Wednesday, May 31, 2006

Worshipping Music

Of the four Sundays in May, I have spent two at different churches in Atlanta, one at my home church in L.A., and will spend the next one in Montana. I figure this is either a call to comment on the variety of protestant worship styles in America, or at least an excuse to do so.

There are two main parts to the protestant service – the music, and the sermon. I’ll start with the music, leaving for another day my chance to explain why it is a bad idea for the protestant service to be mainly about music and sermons.

I’m not a fan of the music at my church (no, you read that right; I’m in a full disclosure mood). The band is very, very good – it isn’t quality that I’m not a fan of, but rather performance style.

You see, they “lead” worship in what I call “concert style.” The emphasis here is on serving G-d through quality – so the band works to sound the best it can. Decisions are based primarily on what sounds good on the stage. And the audience is invited to sing along if they so wish.

Another less hip style is “congregational.” Quality is still important to these folk, but it isn’t the primary concern. Rather, their worship decisions are based on what is going on in the congregation – even if it means that the band may not be as popular or cool sounding. The lead singer isn’t doing extra licks, or adding personal vocal touches, or any such things; he (or she, or they) is just helping the congregation to focus on the unearthly.

It is Taylor Hicks’ job to make the songs he sings his own, because he is performing. On the other hand, the congregational band is trying to be invisible (not as much applause directed at the band in these services).

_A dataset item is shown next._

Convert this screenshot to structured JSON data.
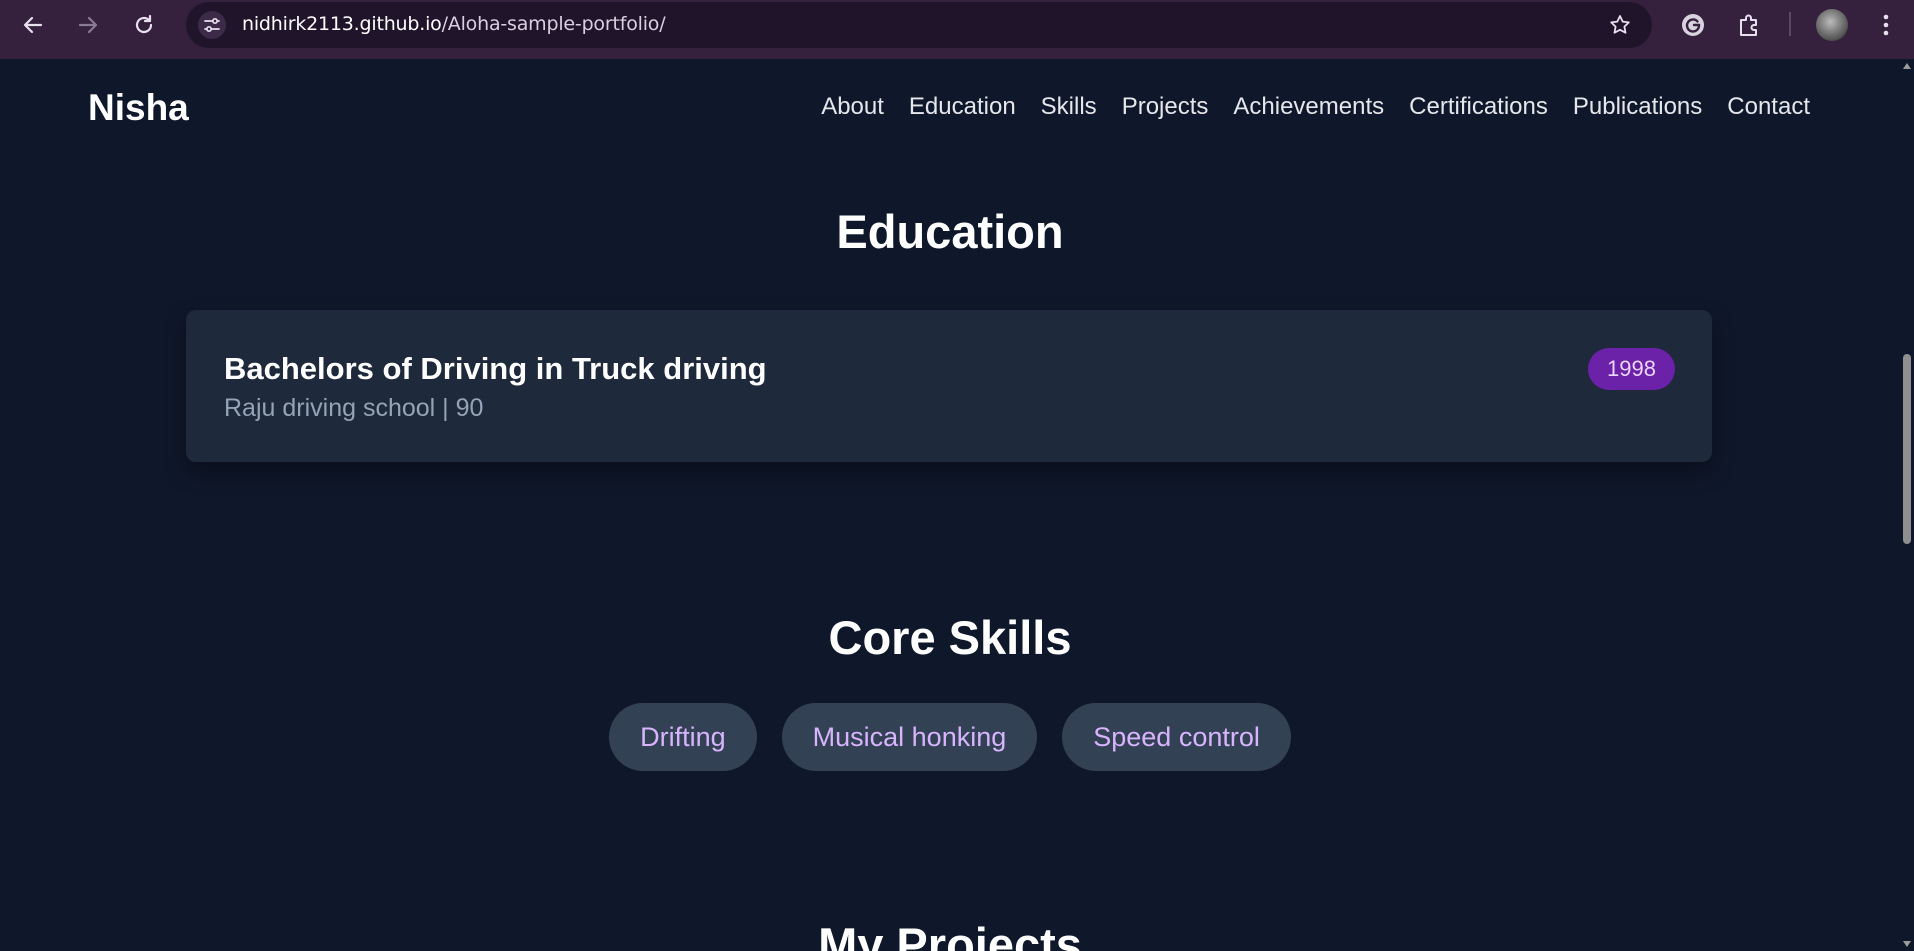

To be fair, I don’t think my church’s band is going for applause – the leader tends to shyly turn away from the clapping – but make no mistake, the applause is directed toward the stage not the heavens.

Concert style is here to stay; the majority of protestant churches I visit use this style. In fact, the second Atlanta church has taken this mode to its inevitable conclusion: full on concert.

When it came time for musical worship, the house lights went to black, leaving only the lights on the band and the motorized Shakespeares – zooming through the band and sweeping the audience. The fog machine pumped out enough San Franciscan juice to make the light show stand out. The multiple cameras projected live images to the video screens, jumping around to catch the back up singers’ sway, or the guitarist’s special licks, or the brass section getting funky.

The only indicator that the audience was to sing along was the lyrics posted on the side screen – which was also true when the rockers that opened the show – I mean service – played their special number. But since we clearly weren’t supposed to sing along to the special music, I’m not sure how we knew to sing along when the worship band took the stage.

But sing along we did. Not as a congregation, mind you, but as individual fans in the darkness, rocking out our personalized worship of music, of singers, and quite probably, our Creator.

All in all, a fine performance, worthy of any venue that doubles as a sanctuary. The band and stagehands worked hard, fully deserving the accolades that we gave them with our applause. After all, if musical worship doesn’t end with a focused acknowledgment of how much we love our band, it can’t be very good, can it?

And now I know why I’m dissatisfied with my church’s worship style.

Clearly we don’t have enough fog.

Just my thoughts,

Sean

3 comments:

Anonymous said...

That service was a little too show-off-y for me, actually, Sean. BB looked over at me when the worship leader came out and said, "Just 'cuz you have a rock and roll haircut, doesn't make you rock and roll." As a worship leader myself, there's always that tension between leading the people (risking calling attention to yourself), and just getting out of the way (which presumes that people automatically know to worship). It's a tension, and one I still haven't totally resolved myself.

Have a good time travelling -- see you when you get back.

Sarah said...

Hear! Hear!

I agree that I'm not comfortable with the degree of "performance" that has crept into worship services. Somehow, all those years I spent in church choirs... those anthems never felt like we were trying to sing for an audience. That was singing to take the congregation someplace closer to God. And I've been in services where the choir's presentation (don't want to use the word "performance" here) was so wonderful that there was a spontaneous, joyous outpouring of applause. Which felt right.

But as a usual course? No. Not right.

I've seen praise bands in services do "standard" praise songs that everyone knows -- but done them with such individualistic and unique arrangements that spontaneous harmonizing from any of the worshippers is impossible. Surely that also comes close to the "performance" type presentation.

Anyway... I think all music in the service should be directed at bringing the worshippers closer to God. Not paying attention to the performers.

Gaffney said...

Kale -- I will indeed finish my thoughts on sermo-centric services soon.

Hopper - Welcome. It has been years since I've visited an Orthodox church... Probably too long. Thanks for the suggestion.